Apple hit back at Koss’ patent lawsuit with its own application, claiming not only that the personal audio maker’s claims were baseless, but also violated a confidentiality agreement,media Apple Insider reported. In July, Kos filed a petition in Waco District Court in Texas, alleging that Apple infringed several of its patents related to wireless headset technology by selling AirPods, AirPods Pro and Beats by Dre products. In addition, HomePod and Apple Watch are the targets of another patent on configuring wireless devices to work on wireless networks.
In a new filing with the San Jose division of the U.S. District Court for the Northern District of California, Apple added a lawsuit to Koss’ five lawsuits that included six counts. The first details the alleged breach, while the other five allege that Apple did not infringe the five patents that Kos used in its suit.
According to the application, the breach of the non-disclosure agreement involved a document dating back to August 6, 2017, when the two companies were in licensing negotiations. Under the Agreement, “the parties agree not to use or attempt to use any communication or its existence for any purpose in litigation or any other administrative or court proceeding”.
Kos allegedly approached Apple for licensing discussions while insisting on a written nondisclosure agreement, while Apple asked for “unrestricted access”. Apple argued that the agreement protected both sides by preventing Apple from using discussions against Kos, as well as preventing Kos from using Apple’s involvement in discussions and sharing information as a “barrier” in future litigation claims.
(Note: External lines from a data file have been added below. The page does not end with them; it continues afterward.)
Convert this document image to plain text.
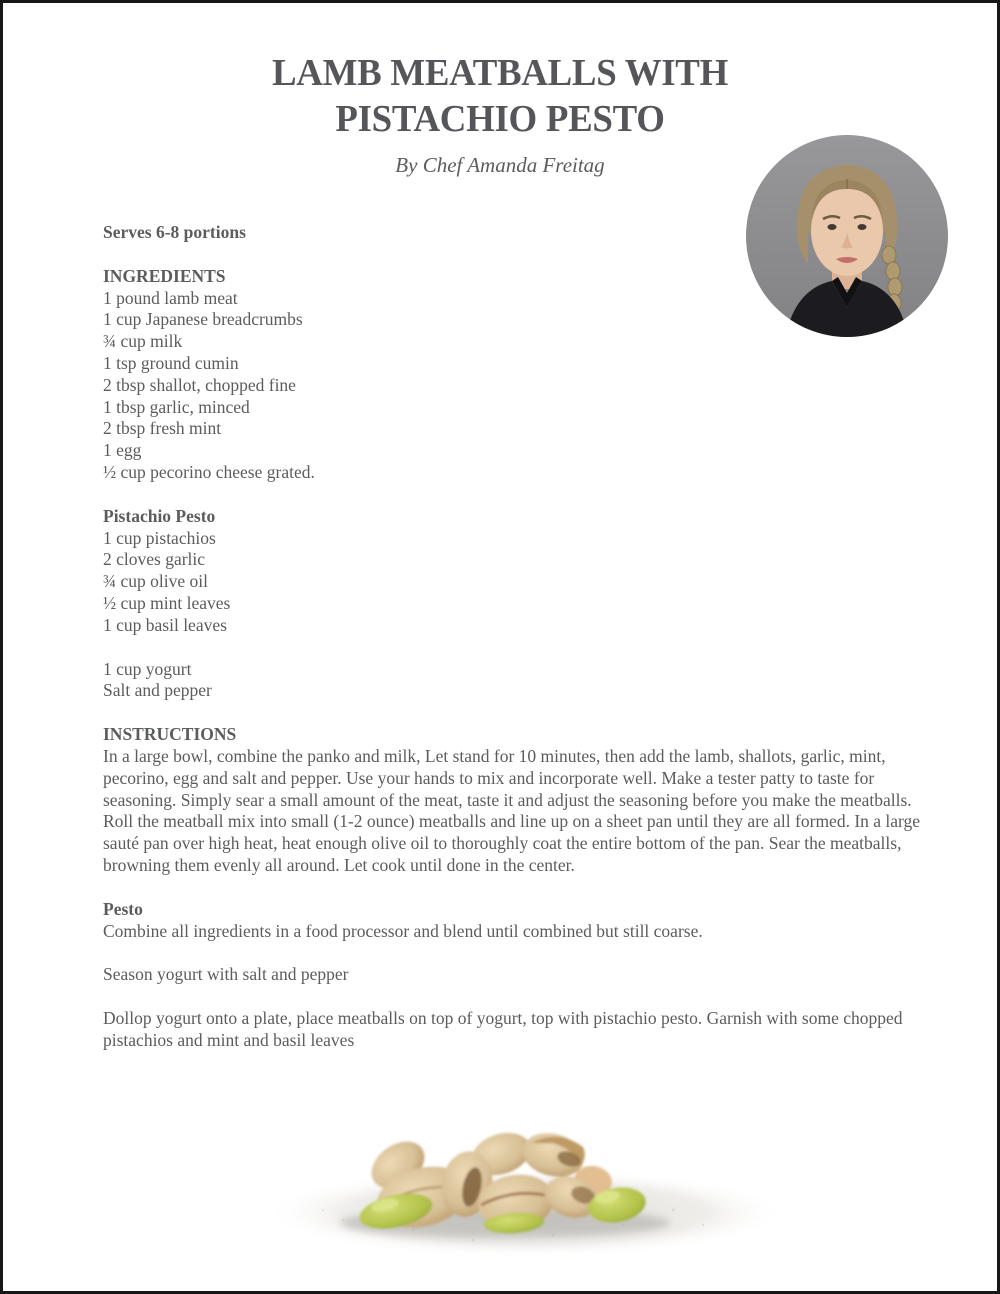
LAMB MEATBALLS WITH
PISTACHIO PESTO
By Chef Amanda Freitag
Serves 6-8 portions
INGREDIENTS
1 pound lamb meat
1 cup Japanese breadcrumbs
¾ cup milk
1 tsp ground cumin
2 tbsp shallot, chopped fine
1 tbsp garlic, minced
2 tbsp fresh mint
1 egg
½ cup pecorino cheese grated.
Pistachio Pesto
1 cup pistachios
2 cloves garlic
¾ cup olive oil
½ cup mint leaves
1 cup basil leaves
1 cup yogurt
Salt and pepper
INSTRUCTIONS

In a large bowl, combine the panko and milk, Let stand for 10 minutes, then add the lamb, shallots, garlic, mint, pecorino, egg and salt and pepper. Use your hands to mix and incorporate well. Make a tester patty to taste for seasoning. Simply sear a small amount of the meat, taste it and adjust the seasoning before you make the meatballs. Roll the meatball mix into small (1-2 ounce) meatballs and line up on a sheet pan until they are all formed. In a large sauté pan over high heat, heat enough olive oil to thoroughly coat the entire bottom of the pan. Sear the meatballs, browning them evenly all around. Let cook until done in the center.

Pesto

Combine all ingredients in a food processor and blend until combined but still coarse.

Season yogurt with salt and pepper

Dollop yogurt onto a plate, place meatballs on top of yogurt, top with pistachio pesto. Garnish with some chopped pistachios and mint and basil leaves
“But that’s exactly what Kos did.” The application indicates. Kos’s claims in the first document included references to how it had met with Apple on the infringement allegations, which Apple considered to be an infringement of confidentiality agreements. The other five non-infringement charges against individual patents are found to be that Apple’s products do not infringe patents for several reasons. In the second charge affecting patent number 10,206,025, Apple relied on how AirPods did not make a transfer request to any “remote, network-connected server” because it only delivers to local devices.
The third charge, covering patent numbers 10,298,451, again dismissed the threat against HomePod on the same grounds that it did not send voucher data to “one or more host servers”. A similar case is true for the fourth patent affecting AirPods with patent number 10,469,934.
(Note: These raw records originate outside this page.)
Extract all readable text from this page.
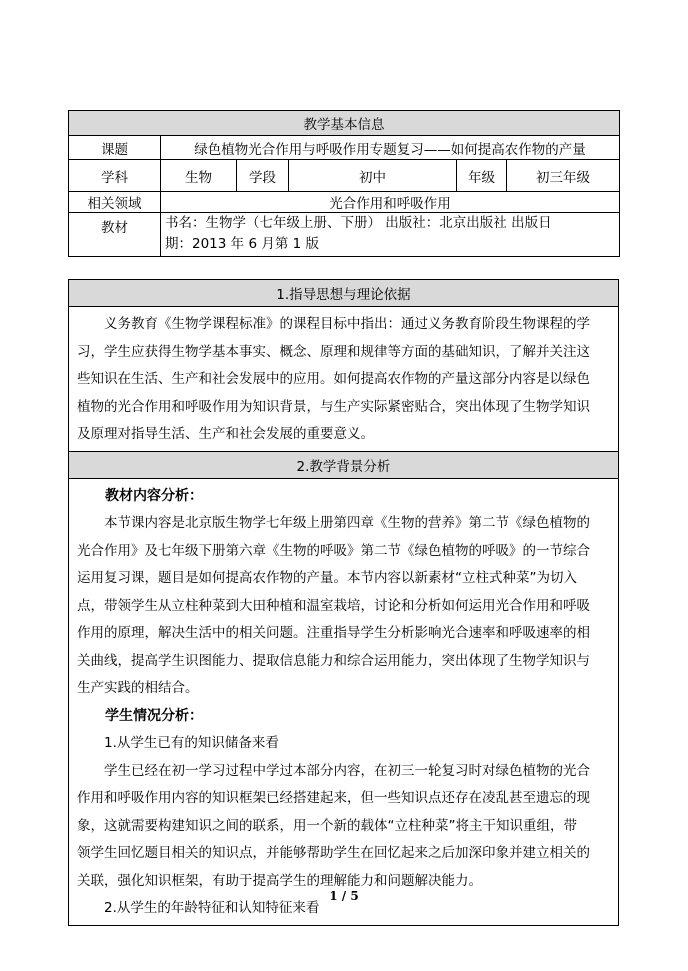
教学基本信息					
课题	绿色植物光合作用与呼吸作用专题复习——如何提高农作物的产量				
学科	生物	学段	初中	年级	初三年级
相关领域	光合作用和呼吸作用				
教材	书名：生物学（七年级上册、下册） 出版社：北京出版社 出版日
期：2013 年 6 月第 1 版				
1.指导思想与理论依据

义务教育《生物学课程标准》的课程目标中指出：通过义务教育阶段生物课程的学

习，学生应获得生物学基本事实、概念、原理和规律等方面的基础知识，了解并关注这

些知识在生活、生产和社会发展中的应用。如何提高农作物的产量这部分内容是以绿色

植物的光合作用和呼吸作用为知识背景，与生产实际紧密贴合，突出体现了生物学知识

及原理对指导生活、生产和社会发展的重要意义。

2.教学背景分析

教材内容分析：

本节课内容是北京版生物学七年级上册第四章《生物的营养》第二节《绿色植物的

光合作用》及七年级下册第六章《生物的呼吸》第二节《绿色植物的呼吸》的一节综合

运用复习课，题目是如何提高农作物的产量。本节内容以新素材“立柱式种菜”为切入

点，带领学生从立柱种菜到大田种植和温室栽培，讨论和分析如何运用光合作用和呼吸

作用的原理，解决生活中的相关问题。注重指导学生分析影响光合速率和呼吸速率的相

关曲线，提高学生识图能力、提取信息能力和综合运用能力，突出体现了生物学知识与

生产实践的相结合。

学生情况分析：

1.从学生已有的知识储备来看

学生已经在初一学习过程中学过本部分内容，在初三一轮复习时对绿色植物的光合

作用和呼吸作用内容的知识框架已经搭建起来，但一些知识点还存在凌乱甚至遗忘的现

象，这就需要构建知识之间的联系，用一个新的载体“立柱种菜”将主干知识重组，带

领学生回忆题目相关的知识点，并能够帮助学生在回忆起来之后加深印象并建立相关的

关联，强化知识框架，有助于提高学生的理解能力和问题解决能力。

2.从学生的年龄特征和认知特征来看

1 / 5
The fifth patent, patented 10,491,982, was contested because The AirPods did not have “the ear canal part inserted into the user’s ear while worn.” Finally, the sixth count of patent number 10,506,325 was condemned by Apple because it described a “curved hanging rod that rests on the upper outer bend of the user’s ear, behind the upper part of the ear profile of the user’s ear”.
In its lawsuit, Apple asked the court to block The Lawsuit from a discussion by Kos using a nondisclosure agreement in any proceedings, declaring that Apple had not violated its established claims, recovering “reasonable attorney’s fees” and any other litigation, and requiring a jury to try it.